Verify 1+sec^2xsin^2x=sec^2x
Verify (sinx/1-cosx)+(sinx/1+cosx)=2cscx
Can someone walk me through the steps? I've been working on this for hours and I don't get it!!

Answer 1

\[1 + \sec^2 \theta * \sin^2 \theta = 1 + \frac{ \sin^2 \theta }{ \cos^2 \theta }\]
\[1 + \tan^2 \theta = \sec^2 \theta\]

Answer 2

\[\cot \theta * \sec^4 \theta = \cot \theta * (\sec^2 \theta)\]

Answer 3

\[\cot \theta * \sec^4 \theta = \cot \theta * (\sec^2 \theta )^2 \]
\[\cot \theta * (\sec^2 \theta )^2 =\cot \theta * (1 +\tan^2 \theta )^2 \]
\[\cot \theta * (1 +\tan^2 \theta )^2 = \cot \theta* ( 1 + \tan^4\theta + 2\tan^2\theta)\]
\[\cot \theta (1 + \tan^4\theta + 2 \tan^2\theta ) = \cot \theta + \tan^3\theta + 2\tan \theta\]

Answer 4

3 part
\[\frac{ \sin \theta }{ 1 - \cos \theta }+\frac{ \sin \theta }{ 1 + \cos \theta }=2cscx \]
\[\frac{ \sin \theta }{ 1 - \cos \theta } + \frac{ \sin \theta }{ 1 + \cos \theta } = \frac{ \sin \theta *(1 +\cos \theta) + \sin \theta (1- \cos \theta) }{ (1 - \cos^2 \theta) }\]
\[\frac{ \sin \theta *(1 +\cos \theta) + \sin \theta (1- \cos \theta) }{ (1 - \cos^2 \theta) } = \frac{ \sin \theta + \sin \theta \cos \theta + \sin \theta - \sin \theta \cos \theta }{ \sin^2 \theta }\]

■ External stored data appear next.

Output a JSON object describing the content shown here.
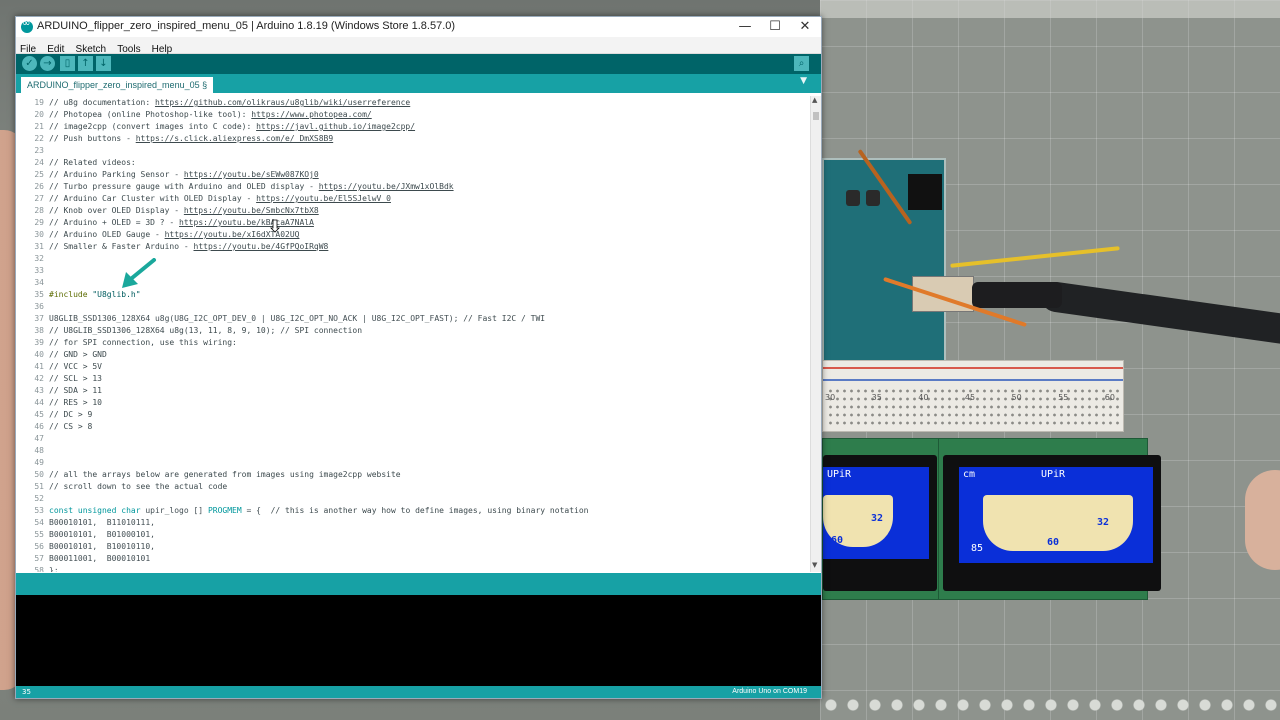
{
  "window": {
    "title": "ARDUINO_flipper_zero_inspired_menu_05 | Arduino 1.8.19 (Windows Store 1.8.57.0)",
    "controls": {
      "minimize": "—",
      "maximize": "☐",
      "close": "✕"
    }
  },
  "menubar": {
    "items": [
      "File",
      "Edit",
      "Sketch",
      "Tools",
      "Help"
    ]
  },
  "toolbar": {
    "verify_icon": "check-icon",
    "upload_icon": "arrow-right-icon",
    "new_icon": "file-icon",
    "open_icon": "arrow-up-icon",
    "save_icon": "arrow-down-icon",
    "serial_monitor_icon": "magnifier-icon"
  },
  "tab": {
    "label": "ARDUINO_flipper_zero_inspired_menu_05 §",
    "menu_glyph": "▼"
  },
  "editor": {
    "lines": [
      {
        "n": "19",
        "parts": [
          [
            "c",
            "// u8g documentation: "
          ],
          [
            "u",
            "https://github.com/olikraus/u8glib/wiki/userreference"
          ]
        ]
      },
      {
        "n": "20",
        "parts": [
          [
            "c",
            "// Photopea (online Photoshop-like tool): "
          ],
          [
            "u",
            "https://www.photopea.com/"
          ]
        ]
      },
      {
        "n": "21",
        "parts": [
          [
            "c",
            "// image2cpp (convert images into C code): "
          ],
          [
            "u",
            "https://javl.github.io/image2cpp/"
          ]
        ]
      },
      {
        "n": "22",
        "parts": [
          [
            "c",
            "// Push buttons - "
          ],
          [
            "u",
            "https://s.click.aliexpress.com/e/_DmXS8B9"
          ]
        ]
      },
      {
        "n": "23",
        "parts": []
      },
      {
        "n": "24",
        "parts": [
          [
            "c",
            "// Related videos:"
          ]
        ]
      },
      {
        "n": "25",
        "parts": [
          [
            "c",
            "// Arduino Parking Sensor - "
          ],
          [
            "u",
            "https://youtu.be/sEWw087KOj0"
          ]
        ]
      },
      {
        "n": "26",
        "parts": [
          [
            "c",
            "// Turbo pressure gauge with Arduino and OLED display - "
          ],
          [
            "u",
            "https://youtu.be/JXmw1xOlBdk"
          ]
        ]
      },
      {
        "n": "27",
        "parts": [
          [
            "c",
            "// Arduino Car Cluster with OLED Display - "
          ],
          [
            "u",
            "https://youtu.be/El5SJelwV_0"
          ]
        ]
      },
      {
        "n": "28",
        "parts": [
          [
            "c",
            "// Knob over OLED Display - "
          ],
          [
            "u",
            "https://youtu.be/SmbcNx7tbX8"
          ]
        ]
      },
      {
        "n": "29",
        "parts": [
          [
            "c",
            "// Arduino + OLED = 3D ? - "
          ],
          [
            "u",
            "https://youtu.be/kBAcaA7NAlA"
          ]
        ]
      },
      {
        "n": "30",
        "parts": [
          [
            "c",
            "// Arduino OLED Gauge - "
          ],
          [
            "u",
            "https://youtu.be/xI6dXTA02UQ"
          ]
        ]
      },
      {
        "n": "31",
        "parts": [
          [
            "c",
            "// Smaller & Faster Arduino - "
          ],
          [
            "u",
            "https://youtu.be/4GfPQoIRqW8"
          ]
        ]
      },
      {
        "n": "32",
        "parts": []
      },
      {
        "n": "33",
        "parts": []
      },
      {
        "n": "34",
        "parts": []
      },
      {
        "n": "35",
        "parts": [
          [
            "pp",
            "#include "
          ],
          [
            "str",
            "\"U8glib.h\""
          ]
        ]
      },
      {
        "n": "36",
        "parts": []
      },
      {
        "n": "37",
        "parts": [
          [
            "t",
            "U8GLIB_SSD1306_128X64 u8g(U8G_I2C_OPT_DEV_0 | U8G_I2C_OPT_NO_ACK | U8G_I2C_OPT_FAST); "
          ],
          [
            "c",
            "// Fast I2C / TWI"
          ]
        ]
      },
      {
        "n": "38",
        "parts": [
          [
            "c",
            "// U8GLIB_SSD1306_128X64 u8g(13, 11, 8, 9, 10); // SPI connection"
          ]
        ]
      },
      {
        "n": "39",
        "parts": [
          [
            "c",
            "// for SPI connection, use this wiring:"
          ]
        ]
      },
      {
        "n": "40",
        "parts": [
          [
            "c",
            "// GND > GND"
          ]
        ]
      },
      {
        "n": "41",
        "parts": [
          [
            "c",
            "// VCC > 5V"
          ]
        ]
      },
      {
        "n": "42",
        "parts": [
          [
            "c",
            "// SCL > 13"
          ]
        ]
      },
      {
        "n": "43",
        "parts": [
          [
            "c",
            "// SDA > 11"
          ]
        ]
      },
      {
        "n": "44",
        "parts": [
          [
            "c",
            "// RES > 10"
          ]
        ]
      },
      {
        "n": "45",
        "parts": [
          [
            "c",
            "// DC > 9"
          ]
        ]
      },
      {
        "n": "46",
        "parts": [
          [
            "c",
            "// CS > 8"
          ]
        ]
      },
      {
        "n": "47",
        "parts": []
      },
      {
        "n": "48",
        "parts": []
      },
      {
        "n": "49",
        "parts": []
      },
      {
        "n": "50",
        "parts": [
          [
            "c",
            "// all the arrays below are generated from images using image2cpp website"
          ]
        ]
      },
      {
        "n": "51",
        "parts": [
          [
            "c",
            "// scroll down to see the actual code"
          ]
        ]
      },
      {
        "n": "52",
        "parts": []
      },
      {
        "n": "53",
        "parts": [
          [
            "kw",
            "const unsigned char "
          ],
          [
            "t",
            "upir_logo [] "
          ],
          [
            "kw",
            "PROGMEM"
          ],
          [
            "t",
            " = {  "
          ],
          [
            "c",
            "// this is another way how to define images, using binary notation"
          ]
        ]
      },
      {
        "n": "54",
        "parts": [
          [
            "t",
            "B00010101,  B11010111,"
          ]
        ]
      },
      {
        "n": "55",
        "parts": [
          [
            "t",
            "B00010101,  B01000101,"
          ]
        ]
      },
      {
        "n": "56",
        "parts": [
          [
            "t",
            "B00010101,  B10010110,"
          ]
        ]
      },
      {
        "n": "57",
        "parts": [
          [
            "t",
            "B00011001,  B00010101"
          ]
        ]
      },
      {
        "n": "58",
        "parts": [
          [
            "t",
            "};"
          ]
        ]
      }
    ]
  },
  "footer": {
    "line_number": "35",
    "board": "Arduino Uno on COM19"
  },
  "oled_left": {
    "title": "UPiR",
    "value_a": "60",
    "value_b": "32"
  },
  "oled_right": {
    "left_label": "cm",
    "title": "UPiR",
    "value_a": "85",
    "value_b": "60",
    "value_c": "32"
  },
  "breadboard": {
    "numbers": [
      "30",
      "35",
      "40",
      "45",
      "50",
      "55",
      "60"
    ]
  },
  "colors": {
    "accent_dark": "#006468",
    "accent": "#17a1a5",
    "arrow": "#1aa89c"
  }
}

\[\frac{ \sin \theta + \sin \theta \cos \theta + \sin \theta - \sin \theta \cos \theta }{ \sin^2 \theta } = \frac{ 2 \sin \theta }{ \sin^2 \theta }\]

\[\frac{ 2 \sin \theta }{ \sin^2 \theta } = \frac{ 2 }{ \sin \theta } = 2 \csc \theta\]